As an organisation working with 50,000 of England's most deprived and marginalised children and young people, it is always welcome when policies are introduced to tackle some of the more difficult issues affecting them and their families. So we watched with interest on Thursday as prime minister David Cameron unveiled his latest plans to deal with parents and children who so often feel they have been failed by local agencies.
It is positive that the government recognises that families with multiple needs are those who require a far better response to help them over come their difficulties. We know from our own work that it is enormously beneficial for a chaotic family to have intensive support coordinated by a dedicated skilled worker. By developing a trusting relationship, that person can not only challenge but also support and advocate on behalf of parents and children.
But it is important to recognise that there are no quick fixes for those whose problems are often linked with challenging mental health needs, alcohol misuse and poverty. Turning around these families' lives can be a long term process that on the way involves success and failure, and depends a great deal on accessing good quality specialist support as well as achieving financial security.
There are significant lingering questions, particularly around the financing of such an initiative. The prime minister has promised to devote a substantial sum of money to this, through budget reallocations from several government departments. However, as generous as this is, it is not new money, and amounts to just 40% of the total. Individual local authorities, already cash-strapped and cutting services will be forced to contribute the remaining 60%. Where will this money come from? Will it be taken away from other, equally crucial services? For this initiative to work, it has to be within a context of prevention. It is as important that services for the many disadvantaged children and their families who are currently not classed as 'troubled' are sustained as it is to introduce new ones to deal with those who are deemed to be the most problematic.

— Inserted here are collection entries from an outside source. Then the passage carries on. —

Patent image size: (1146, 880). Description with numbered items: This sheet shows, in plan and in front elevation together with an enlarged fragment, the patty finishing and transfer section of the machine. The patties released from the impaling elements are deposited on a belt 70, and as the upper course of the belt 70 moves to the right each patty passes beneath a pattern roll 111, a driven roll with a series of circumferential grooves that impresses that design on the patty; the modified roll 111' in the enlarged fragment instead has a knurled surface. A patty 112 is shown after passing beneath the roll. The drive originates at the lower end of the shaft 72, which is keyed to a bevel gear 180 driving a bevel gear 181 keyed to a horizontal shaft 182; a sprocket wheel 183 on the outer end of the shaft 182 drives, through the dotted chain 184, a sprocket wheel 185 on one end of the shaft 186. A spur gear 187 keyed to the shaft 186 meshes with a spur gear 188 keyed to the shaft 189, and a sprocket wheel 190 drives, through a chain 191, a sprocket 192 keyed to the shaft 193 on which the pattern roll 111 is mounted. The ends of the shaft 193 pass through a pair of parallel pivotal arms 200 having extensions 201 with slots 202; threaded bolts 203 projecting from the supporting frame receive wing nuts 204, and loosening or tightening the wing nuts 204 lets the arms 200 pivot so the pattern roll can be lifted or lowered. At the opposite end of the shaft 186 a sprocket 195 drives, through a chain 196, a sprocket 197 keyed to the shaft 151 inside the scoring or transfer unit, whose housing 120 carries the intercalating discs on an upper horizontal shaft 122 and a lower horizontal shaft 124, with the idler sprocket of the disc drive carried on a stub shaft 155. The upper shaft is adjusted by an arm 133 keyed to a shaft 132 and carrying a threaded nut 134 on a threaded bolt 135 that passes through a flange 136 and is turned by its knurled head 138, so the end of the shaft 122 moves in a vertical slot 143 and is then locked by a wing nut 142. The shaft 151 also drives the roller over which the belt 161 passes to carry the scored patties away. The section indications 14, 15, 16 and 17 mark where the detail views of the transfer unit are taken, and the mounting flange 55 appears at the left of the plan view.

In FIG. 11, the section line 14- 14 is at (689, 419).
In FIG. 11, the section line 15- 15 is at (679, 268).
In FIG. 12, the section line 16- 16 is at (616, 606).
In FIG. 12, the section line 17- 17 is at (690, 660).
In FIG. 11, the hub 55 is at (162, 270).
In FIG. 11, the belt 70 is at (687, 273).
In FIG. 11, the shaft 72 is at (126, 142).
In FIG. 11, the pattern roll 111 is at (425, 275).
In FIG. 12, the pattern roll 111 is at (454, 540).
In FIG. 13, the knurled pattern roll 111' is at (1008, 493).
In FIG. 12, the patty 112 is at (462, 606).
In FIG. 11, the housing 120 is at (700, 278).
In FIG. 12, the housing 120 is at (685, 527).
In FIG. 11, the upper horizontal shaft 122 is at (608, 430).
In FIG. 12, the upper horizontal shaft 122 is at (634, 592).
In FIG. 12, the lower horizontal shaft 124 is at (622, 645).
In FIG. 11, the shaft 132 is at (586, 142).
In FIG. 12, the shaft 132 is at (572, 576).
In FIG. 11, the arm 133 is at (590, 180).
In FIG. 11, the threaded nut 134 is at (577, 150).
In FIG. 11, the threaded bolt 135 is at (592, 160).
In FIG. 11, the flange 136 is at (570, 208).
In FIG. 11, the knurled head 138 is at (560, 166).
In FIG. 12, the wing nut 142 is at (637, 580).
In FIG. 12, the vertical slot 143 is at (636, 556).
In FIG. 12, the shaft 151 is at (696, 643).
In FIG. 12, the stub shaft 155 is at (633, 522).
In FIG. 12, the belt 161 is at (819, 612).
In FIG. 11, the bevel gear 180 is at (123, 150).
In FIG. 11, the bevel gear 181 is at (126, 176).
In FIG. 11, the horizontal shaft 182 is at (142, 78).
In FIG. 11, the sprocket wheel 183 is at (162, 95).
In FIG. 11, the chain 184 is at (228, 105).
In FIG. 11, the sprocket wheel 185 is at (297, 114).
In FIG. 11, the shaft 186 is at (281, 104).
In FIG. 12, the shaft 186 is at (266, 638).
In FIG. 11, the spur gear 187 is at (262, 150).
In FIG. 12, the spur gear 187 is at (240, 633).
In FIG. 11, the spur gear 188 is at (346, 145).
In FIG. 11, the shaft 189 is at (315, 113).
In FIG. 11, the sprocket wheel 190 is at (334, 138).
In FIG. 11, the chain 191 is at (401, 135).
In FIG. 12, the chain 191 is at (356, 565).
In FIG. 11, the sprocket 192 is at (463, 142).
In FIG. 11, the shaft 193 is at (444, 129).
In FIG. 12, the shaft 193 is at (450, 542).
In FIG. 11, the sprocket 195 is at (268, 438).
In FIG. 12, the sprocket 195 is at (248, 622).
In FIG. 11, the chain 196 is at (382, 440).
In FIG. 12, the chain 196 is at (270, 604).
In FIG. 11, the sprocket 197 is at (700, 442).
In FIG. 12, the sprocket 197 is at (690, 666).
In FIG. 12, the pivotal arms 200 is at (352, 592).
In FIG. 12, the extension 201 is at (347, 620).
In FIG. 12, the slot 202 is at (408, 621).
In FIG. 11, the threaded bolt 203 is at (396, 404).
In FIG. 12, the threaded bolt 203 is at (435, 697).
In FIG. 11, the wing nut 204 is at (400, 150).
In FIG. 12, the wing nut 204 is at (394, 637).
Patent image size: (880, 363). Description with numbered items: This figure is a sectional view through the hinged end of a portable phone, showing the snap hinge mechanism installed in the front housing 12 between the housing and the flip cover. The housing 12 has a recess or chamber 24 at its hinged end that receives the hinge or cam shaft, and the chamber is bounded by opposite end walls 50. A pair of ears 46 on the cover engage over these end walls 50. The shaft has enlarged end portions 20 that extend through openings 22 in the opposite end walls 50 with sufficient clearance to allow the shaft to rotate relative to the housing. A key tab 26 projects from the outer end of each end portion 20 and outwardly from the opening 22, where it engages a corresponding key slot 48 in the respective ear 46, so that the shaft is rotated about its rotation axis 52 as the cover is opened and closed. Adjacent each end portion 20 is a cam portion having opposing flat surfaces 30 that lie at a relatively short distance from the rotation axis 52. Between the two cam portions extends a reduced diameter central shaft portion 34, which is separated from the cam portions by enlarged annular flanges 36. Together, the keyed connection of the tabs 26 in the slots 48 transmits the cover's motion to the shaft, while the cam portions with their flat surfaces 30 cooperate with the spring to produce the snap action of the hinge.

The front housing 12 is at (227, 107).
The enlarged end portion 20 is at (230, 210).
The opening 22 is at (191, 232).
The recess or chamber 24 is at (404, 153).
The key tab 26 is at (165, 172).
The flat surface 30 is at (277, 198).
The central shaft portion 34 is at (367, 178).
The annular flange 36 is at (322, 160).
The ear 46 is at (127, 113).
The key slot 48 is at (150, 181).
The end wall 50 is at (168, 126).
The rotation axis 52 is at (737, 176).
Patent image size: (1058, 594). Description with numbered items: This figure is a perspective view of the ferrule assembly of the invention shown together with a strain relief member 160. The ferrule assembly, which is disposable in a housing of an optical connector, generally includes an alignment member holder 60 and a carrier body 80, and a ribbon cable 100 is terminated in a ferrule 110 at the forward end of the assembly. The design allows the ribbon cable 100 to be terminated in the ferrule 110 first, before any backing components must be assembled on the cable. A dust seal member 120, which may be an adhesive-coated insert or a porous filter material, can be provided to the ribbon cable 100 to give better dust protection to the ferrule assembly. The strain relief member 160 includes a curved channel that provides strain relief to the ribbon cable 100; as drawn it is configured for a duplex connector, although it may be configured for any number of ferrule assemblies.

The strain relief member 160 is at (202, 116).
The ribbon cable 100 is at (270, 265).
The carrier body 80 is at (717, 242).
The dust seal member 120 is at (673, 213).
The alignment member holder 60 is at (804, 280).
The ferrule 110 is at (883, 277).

There are also many families and children that move in and out of crisis following sudden change in their lives who may not be identified as being the most troubled but must be able to access intensive support when they need it. Any new services should work for them as well as being made to work for those currently identified as being in greatest need. It would be a disastrous unintended outcome if support was diminished from one group of families deemed to be less of a priority in order to channel money to those considered to be more deserving.
Will it ultimately deliver the outcome the prime minister is demanding? The four outcomes, of school attendance, 'road back to work', reduce crime and anti-social behaviour and cost savings to public sector, have been generated from a four year evaluation published by the Department for Education today of intensive family intervention programmes which were established by the last Labour government. The evaluation shows no significant improvement on health or family functioning, in other words family relationships and conflict in the home. It demonstrates that tackling complex family problems takes time and delivers mixed results.
Given the wider economic and social pressures in the current era of austerity the task now is even harder than when Labour tried to tackle the same problem. And at the same time there will be more families falling into crisis who have yet to be identified by government. So while the renewed focus on those in greatest need is welcome, it will take far more than a new army of family trouble shooters to address the fundamental causes faced by families with multiple problems.